Carolina Madeira, researcher at MARE has won the best PhD thesis in Earth and Marine Sciences at the Faculty of Sciences from the University of Lisbon. Her thesis, titled “Evaluation of thermal stress in tropical marine organisms in the context of climate warming” was supervised by Prof. Henrique Cabral (FCUL), Prof. Mário Diniz (FCT-UNL) and by Dr. Catarina Vinagre, PI of the project WarmingWebs. The PhD thesis was developed within the scope of this project, which aimed at understanding the role of biodiversity, species thermal tolerance and food web structure in the response of marine ecosystems to climate change.

 

“My PhD focused on investigating the impact of gradual ocean warming and extreme temperature events, such as marine heat waves, in tropical and subtropical intertidal ecosystems.
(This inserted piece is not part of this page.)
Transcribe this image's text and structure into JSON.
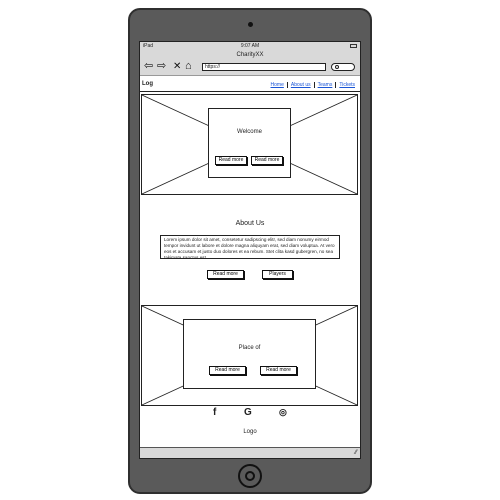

The main idea was to select several key species from these habitats and unravel their main response mechanisms to thermal stress at a molecular level, to understand which metabolic pathways were involved and how these affected animal growth and survival. I then used all these indicators to construct indexes of species thermal vulnerability that can be employed in routine environmental monitoring programs”, explained the researcher.

 

Although there are species already at risk of local extinction due to current temperature changes, there are also species with high thermal tolerances that can become invasive in future warming scenarios. Therefore, the identification of specific phenotypic and life history traits that determine susceptibility or resilience to environmental changes in these habitats is of crucial importance. By ranking species thermal vulnerability and mapping their geographic areas of occurrence, the researcher concluded that “there is a need to adequately manage micro-habitat heterogeneity and protect areas that can serve as a thermal refuge to intertidal species, so that the functional diversity of these ecosystems can be maintained”.

 

Carolina Madeira has already got plans for the future: “the next step will be to understand how these response mechanisms have evolved in the different animal groups by comparing several marine ecosystems. This is where the use of novel highthrouput technologies such as ecological genomics and transcriptomics, coupled with molecular phylogenetic approaches will bring major advancements in evolutionary physiology. We will be able to discover how general stress responses vs local adaptation responses to ocean warming have arised and use a systems-biology approach to develop predictive models of marine species vulnerability to climate change”.